黒旗を掲げ、南へと進軍を開始しました!」
ロベール卿の目が鋭く光る。
「全軍に通達!
我ら第一師団は北上、ルクレール平原へ布陣!
第二、第三も追って集結!
全軍を以って、これを粉砕する!」
エリアスは立ち上がり、兵たちを振り返った。
聖剣を抜き払うと、高く天へ掲げる。
「この一戦に、我らの命運を懸ける!」
勇者の声が空を裂き、兵たちが一斉に剣を掲げた。
鋼の反射が陽光を受け、無数の光の粒を生み出す。
「おおおおおお――!」
その声は花畑の上を渡り、どこまでも届いた。
バルドも、フィーネも、そして姉と私も。
エリアスと共に立ち、鬨の声を上げる兵たちを見つめる。
祈りの静寂が、次第に戦いの鼓動へと変わっていく。
けれど――丘の上に残った花々が、風に揺れて囁いた気がした。
――行ってらっしゃい。
その声は、確かに私たちの心に届いた。
姉が振り向き、微笑む。
その瞳には、もう悲しみではなく光があった。
「――行こう、セレナ。
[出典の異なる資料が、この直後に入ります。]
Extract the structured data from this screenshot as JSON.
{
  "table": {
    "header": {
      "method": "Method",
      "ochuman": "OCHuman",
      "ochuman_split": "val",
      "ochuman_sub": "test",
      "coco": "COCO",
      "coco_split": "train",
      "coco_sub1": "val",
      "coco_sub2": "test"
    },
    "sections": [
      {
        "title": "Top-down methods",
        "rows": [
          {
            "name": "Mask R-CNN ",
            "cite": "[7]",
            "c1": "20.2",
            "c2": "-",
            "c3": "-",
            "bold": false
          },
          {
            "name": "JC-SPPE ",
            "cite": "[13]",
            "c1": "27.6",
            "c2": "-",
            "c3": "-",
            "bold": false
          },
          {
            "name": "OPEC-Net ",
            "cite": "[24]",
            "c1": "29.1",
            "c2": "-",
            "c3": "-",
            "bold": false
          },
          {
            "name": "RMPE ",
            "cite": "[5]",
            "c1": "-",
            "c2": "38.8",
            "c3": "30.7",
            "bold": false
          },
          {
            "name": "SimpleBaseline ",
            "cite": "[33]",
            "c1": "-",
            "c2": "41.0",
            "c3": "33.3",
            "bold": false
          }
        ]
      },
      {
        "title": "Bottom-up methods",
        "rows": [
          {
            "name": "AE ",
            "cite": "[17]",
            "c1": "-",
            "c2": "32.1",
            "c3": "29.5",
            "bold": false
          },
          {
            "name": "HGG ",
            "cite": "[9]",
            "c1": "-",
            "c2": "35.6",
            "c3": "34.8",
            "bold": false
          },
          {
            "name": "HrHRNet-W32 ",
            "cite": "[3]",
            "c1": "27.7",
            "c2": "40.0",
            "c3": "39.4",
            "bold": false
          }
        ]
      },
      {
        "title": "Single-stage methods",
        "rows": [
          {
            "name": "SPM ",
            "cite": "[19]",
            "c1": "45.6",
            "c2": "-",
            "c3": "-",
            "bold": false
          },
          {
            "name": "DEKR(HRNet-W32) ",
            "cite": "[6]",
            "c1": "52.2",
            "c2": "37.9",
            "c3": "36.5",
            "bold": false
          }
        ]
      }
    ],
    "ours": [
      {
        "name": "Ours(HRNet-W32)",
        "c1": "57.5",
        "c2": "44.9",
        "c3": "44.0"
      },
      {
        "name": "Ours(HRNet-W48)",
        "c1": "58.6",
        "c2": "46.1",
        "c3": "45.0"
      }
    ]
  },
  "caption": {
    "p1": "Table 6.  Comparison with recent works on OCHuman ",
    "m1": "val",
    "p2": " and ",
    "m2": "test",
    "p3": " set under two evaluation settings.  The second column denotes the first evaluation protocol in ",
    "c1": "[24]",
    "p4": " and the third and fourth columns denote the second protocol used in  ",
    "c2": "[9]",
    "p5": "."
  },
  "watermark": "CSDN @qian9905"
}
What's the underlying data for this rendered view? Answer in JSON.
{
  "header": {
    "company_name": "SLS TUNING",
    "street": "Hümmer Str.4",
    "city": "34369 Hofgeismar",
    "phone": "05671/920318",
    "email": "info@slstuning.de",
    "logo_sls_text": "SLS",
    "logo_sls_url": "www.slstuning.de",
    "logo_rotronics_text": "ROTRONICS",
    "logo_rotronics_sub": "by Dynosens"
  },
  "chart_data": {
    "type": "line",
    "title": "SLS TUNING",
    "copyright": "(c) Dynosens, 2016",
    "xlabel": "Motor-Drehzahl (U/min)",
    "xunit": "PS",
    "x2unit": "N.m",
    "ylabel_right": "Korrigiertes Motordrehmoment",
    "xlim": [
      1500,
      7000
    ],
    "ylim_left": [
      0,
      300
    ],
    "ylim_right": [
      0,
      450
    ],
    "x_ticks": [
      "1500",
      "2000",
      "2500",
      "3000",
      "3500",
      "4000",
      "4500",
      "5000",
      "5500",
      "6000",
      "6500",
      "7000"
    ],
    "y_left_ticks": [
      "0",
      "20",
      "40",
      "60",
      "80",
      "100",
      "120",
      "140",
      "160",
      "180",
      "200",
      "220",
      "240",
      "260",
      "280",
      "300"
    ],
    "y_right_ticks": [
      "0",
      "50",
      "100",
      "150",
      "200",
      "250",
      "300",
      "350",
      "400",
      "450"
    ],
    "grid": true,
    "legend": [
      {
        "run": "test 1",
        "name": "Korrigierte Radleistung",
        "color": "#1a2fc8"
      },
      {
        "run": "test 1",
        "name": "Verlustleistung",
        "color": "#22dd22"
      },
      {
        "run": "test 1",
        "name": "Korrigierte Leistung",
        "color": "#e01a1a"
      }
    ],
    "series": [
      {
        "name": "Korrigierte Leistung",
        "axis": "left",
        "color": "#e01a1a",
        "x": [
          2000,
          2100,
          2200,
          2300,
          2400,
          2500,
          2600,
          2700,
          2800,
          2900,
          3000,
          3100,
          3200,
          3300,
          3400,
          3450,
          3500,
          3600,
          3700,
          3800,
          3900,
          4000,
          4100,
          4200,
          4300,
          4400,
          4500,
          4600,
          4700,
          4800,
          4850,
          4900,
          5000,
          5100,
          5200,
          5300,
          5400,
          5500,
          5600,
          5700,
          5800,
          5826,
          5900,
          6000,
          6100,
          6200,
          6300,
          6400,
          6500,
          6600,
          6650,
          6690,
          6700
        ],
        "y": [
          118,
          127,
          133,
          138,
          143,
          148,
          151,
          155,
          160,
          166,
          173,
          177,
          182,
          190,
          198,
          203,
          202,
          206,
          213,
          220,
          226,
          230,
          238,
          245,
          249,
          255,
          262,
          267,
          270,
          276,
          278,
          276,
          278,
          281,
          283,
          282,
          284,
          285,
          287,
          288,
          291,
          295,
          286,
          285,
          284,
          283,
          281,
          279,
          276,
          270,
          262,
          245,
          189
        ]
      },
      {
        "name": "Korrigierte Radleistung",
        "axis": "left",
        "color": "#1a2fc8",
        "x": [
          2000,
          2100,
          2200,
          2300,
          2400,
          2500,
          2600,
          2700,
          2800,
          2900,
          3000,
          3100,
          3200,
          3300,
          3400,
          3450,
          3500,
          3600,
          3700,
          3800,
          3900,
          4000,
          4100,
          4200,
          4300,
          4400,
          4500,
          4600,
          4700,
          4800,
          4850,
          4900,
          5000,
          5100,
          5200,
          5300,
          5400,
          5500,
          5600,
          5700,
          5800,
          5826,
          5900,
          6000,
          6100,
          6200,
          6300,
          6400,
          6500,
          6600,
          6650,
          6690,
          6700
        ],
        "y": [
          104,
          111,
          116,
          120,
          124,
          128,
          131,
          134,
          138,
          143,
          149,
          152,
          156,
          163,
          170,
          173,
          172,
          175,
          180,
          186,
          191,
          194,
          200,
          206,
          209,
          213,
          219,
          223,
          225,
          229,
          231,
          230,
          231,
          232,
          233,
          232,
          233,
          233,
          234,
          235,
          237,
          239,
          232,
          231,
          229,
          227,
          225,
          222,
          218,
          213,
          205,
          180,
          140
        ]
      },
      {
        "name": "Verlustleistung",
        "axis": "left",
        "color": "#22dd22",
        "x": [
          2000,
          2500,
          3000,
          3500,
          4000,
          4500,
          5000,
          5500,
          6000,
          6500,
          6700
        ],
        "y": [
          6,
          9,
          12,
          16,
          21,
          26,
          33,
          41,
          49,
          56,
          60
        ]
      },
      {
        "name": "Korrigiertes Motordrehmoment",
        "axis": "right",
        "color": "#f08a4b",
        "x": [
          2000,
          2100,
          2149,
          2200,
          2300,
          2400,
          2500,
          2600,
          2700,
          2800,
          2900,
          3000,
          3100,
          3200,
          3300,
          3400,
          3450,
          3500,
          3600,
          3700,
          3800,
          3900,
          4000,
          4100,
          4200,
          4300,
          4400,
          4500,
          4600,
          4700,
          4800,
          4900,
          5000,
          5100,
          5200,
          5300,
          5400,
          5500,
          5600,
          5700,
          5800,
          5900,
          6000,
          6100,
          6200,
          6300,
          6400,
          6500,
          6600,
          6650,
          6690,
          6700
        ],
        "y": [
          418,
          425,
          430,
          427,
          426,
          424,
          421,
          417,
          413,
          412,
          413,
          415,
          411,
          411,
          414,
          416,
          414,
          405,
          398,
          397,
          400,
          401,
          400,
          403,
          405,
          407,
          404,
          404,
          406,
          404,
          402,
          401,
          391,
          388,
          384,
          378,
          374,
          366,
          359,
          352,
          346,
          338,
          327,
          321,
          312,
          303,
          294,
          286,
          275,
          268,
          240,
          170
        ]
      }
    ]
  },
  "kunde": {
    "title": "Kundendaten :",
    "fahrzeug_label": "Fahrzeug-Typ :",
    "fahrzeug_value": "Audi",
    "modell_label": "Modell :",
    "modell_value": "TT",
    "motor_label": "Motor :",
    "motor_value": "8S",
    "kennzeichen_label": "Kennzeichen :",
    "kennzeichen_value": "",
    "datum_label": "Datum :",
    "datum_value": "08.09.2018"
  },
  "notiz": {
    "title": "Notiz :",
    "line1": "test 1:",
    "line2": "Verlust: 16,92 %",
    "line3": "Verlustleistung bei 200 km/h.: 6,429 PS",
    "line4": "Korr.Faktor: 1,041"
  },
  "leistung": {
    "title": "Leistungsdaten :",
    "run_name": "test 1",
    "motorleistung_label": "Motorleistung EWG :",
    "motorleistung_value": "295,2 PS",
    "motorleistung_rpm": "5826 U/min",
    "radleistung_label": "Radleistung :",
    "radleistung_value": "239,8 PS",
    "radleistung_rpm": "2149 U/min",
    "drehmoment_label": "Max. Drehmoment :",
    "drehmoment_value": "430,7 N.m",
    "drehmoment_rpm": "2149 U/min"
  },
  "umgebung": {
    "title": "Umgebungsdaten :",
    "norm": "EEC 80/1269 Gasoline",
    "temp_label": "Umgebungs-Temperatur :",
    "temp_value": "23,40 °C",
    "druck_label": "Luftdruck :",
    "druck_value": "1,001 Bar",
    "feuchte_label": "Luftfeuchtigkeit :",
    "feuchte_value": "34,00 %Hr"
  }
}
まだ終わりじゃないわ」
立ち上がった姉の金の髪が、風に舞う。
燃える薪の炎が背後で揺れ、彼女の祈りを赤く染めた。
「未来へ――つなぐために!」
聖女が掲げた杖の先に、白光が走る。
それは天を裂き、炎と花を巻き込みながら、ひとつの光柱となって空へ昇った。
兵たちが息を呑む。
その光を合図に、角笛が再び鳴り響く。
地響きのような唱和が広がった。
「聖女と勇者と共に! 未来へ――!!」
勇者は剣を掲げ、声を放つ。
「――聖女の加護は、我らにある! 進めッ!!」
鬨の声が丘を揺らし、花々が一斉に舞い上がる。
それはまるで、滅びた街そのものが再び息を吹き返したかのようだった。
(父様、母様、兄様、そしてみんな……見ていて。
わたし、ここで止まったりしない。
絶対に、わたしが支えるから――)
聖杖を掲げ、光に照らされた姉は、まさしく聖女だった。
――ううん。大丈夫。
王国の希望でも、聖女でも。
それでも、姉さんは私の姉さんだから。
北へ――。
もう二度と、笑顔を失わないために。